I. Puisque j'ai ouvert mon riche trésor, j'en tirerai un son gai et nouveau que j'enverrai au delà de Montgibel, au preux marquis de Sardaigne, qui vit avec joie et règne avec sens. Il sait gentiment donner et accueillir, et il accroît sa renommée et son pouvoir. Et mon « cher fils » le comte Henri [de Malte] a détruit tous ses ennemis: il est pour les siens un si ferme appui que tout le monde peut aller et venir avec moins d'effroi (qu'auparavant].

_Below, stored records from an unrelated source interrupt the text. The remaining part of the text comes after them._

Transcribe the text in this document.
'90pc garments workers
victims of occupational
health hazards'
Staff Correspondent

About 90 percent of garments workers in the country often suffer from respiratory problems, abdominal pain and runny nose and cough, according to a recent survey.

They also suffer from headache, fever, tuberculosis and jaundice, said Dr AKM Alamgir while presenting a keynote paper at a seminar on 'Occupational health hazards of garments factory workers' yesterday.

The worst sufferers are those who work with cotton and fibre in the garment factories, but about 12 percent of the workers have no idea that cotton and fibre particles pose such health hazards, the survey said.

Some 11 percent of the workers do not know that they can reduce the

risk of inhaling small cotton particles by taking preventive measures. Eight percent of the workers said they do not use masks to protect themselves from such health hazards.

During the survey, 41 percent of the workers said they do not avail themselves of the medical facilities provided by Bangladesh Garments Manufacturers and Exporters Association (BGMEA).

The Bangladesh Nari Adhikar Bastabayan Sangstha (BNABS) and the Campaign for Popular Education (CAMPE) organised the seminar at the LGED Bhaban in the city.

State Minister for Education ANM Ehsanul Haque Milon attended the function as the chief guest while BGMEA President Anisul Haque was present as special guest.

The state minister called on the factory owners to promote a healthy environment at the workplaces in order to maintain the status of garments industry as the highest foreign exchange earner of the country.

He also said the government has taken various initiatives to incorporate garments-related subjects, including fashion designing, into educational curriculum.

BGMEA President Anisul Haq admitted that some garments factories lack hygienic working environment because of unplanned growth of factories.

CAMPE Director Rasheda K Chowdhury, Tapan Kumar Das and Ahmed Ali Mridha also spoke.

II. Je ne veux pas la supériorité qui vient de l'argent et de l'or, tellement j'ai le coeur joyeux. Quand je rencontre tournoi ou combat, volontiers je déploie mon enseigne ; j'attaque et je tais d'une lance du bois à brûler. Et quand je trouve quelqu'un qui m'attend, vif ou mort il faut qu'il tombe. Car, avec les armes je suis un tant soit peu rude, je n'écoute conseil ni remontrances et les longues exhortations (prières) ne me plaisent pas. Ainsi je vis, ainsi je suis, et j'aime telle dame que je connais.
III. Je regarde comme siens Vertfeuil et Montlaur ; elle a à son service plus de cent châteaux et trois cités sans conteste ; elle a à coeur de maintenir la valeur, car elle règne avec courtoisie ; et si un homme de haut lignage va la voir, elle le traite si bien et lui dit tant de choses aimables qu'au départ il est son ami. Jamais elle ne se plut à la tromperie, jamais elle n'aima ni médisants ni misérables jaloux, mais elle leur fait dire : « Restez là-bas, vous n'avez rien à faire ici. »
IV. Elle a une couleur fraîche avec une chevelure blonde sans s'être jamais servie du pinceau ; mais il lui plaît de garder pour elle Montgaillard et Daurabel. Elle ne vend ni ne met en gage Beaujeu, elle me fait tenir Montamat et Bon Repos pour mieux coucher. Pour mon amour lui plaît la Riche Maison (ou Hostalrichs), et Esquive-Mendiants lui appartient : et ce n'est pas un embarras pour le marquis [de Monferrat ?] s'il me donne Ségur e Clavai et à elle Cardona et Monjai (Monjoie ?).
V. De Foix je veux Laroque et Lavaur, le beau palais et l'agréable prairie et le verger où chantent les oiseaux et J'eus-bien et Mieux-m'en-vienne. Si la comtesse [de Foix] daigne me garder, j'y resterai sûrement, car mes désirs seront accomplis. Je ne veux être ni Louis, ni Manuel, ni Frédéric, ni Aimeri de Narbonne ; car qui possède ce qui lui plaît le plus a ce qu'il y a de mieux dans le monde.
VI. Que Lance aiguë (le marquis Manfredi I Lancia) tienne le Maure (Albert de Malaspina, surnommé le Maure ?) aux os durs et à la peau noire, qu'il ait nuit noire et mauvais couteau, crève-cœur et honte, et courroies dont il puisse s'étrangler. Il employa bien mal sa journée, quand il donna Ceva pour peu d'argent. C'est à lui qu'appartiennent le Velay (?) et le Mont Antique, mauvaises moissons et épis recourbés, creuse-dents et puis lombrics (?) ; il cause de la peine et du dégoût et une cruelle mort le tire de la vie.
VII. Lié à la queue d'un taureau, il devrait être battu sur le marché d'Asti, où il revêtit l'horrible couronne de trahison à laquelle se plaît l'hérétique perfide qui ne fait pas le signe de la croix. Jamais homme ne peut tomber plus bas ni lépreux ne peut moins valoir. Aussi le marquis à qui appartient Salonique (le marquis de Montferrat) lui dit-il : « Pourquoi ne te laisses-tu pas mourir ? » Il est bien plus riche qu'un pic, mais je ne prise rien de ce qu'il dit, la bouche pleine d'horribles crachats.
VIII. Au roi Peire, à qui appartiennent Vich et Barcelone et Montjuich, je mande qu'il mette tous ses efforts à détruire les païens de là-bas, car je détruirai tous ceux d'ici.
IX. Amie, je vous suis si ami qu'aux autres je parais ennemi et je veux être en vous le Phénix, car jamais je n'en aimerai d'autre et en vous je finirai mon amour.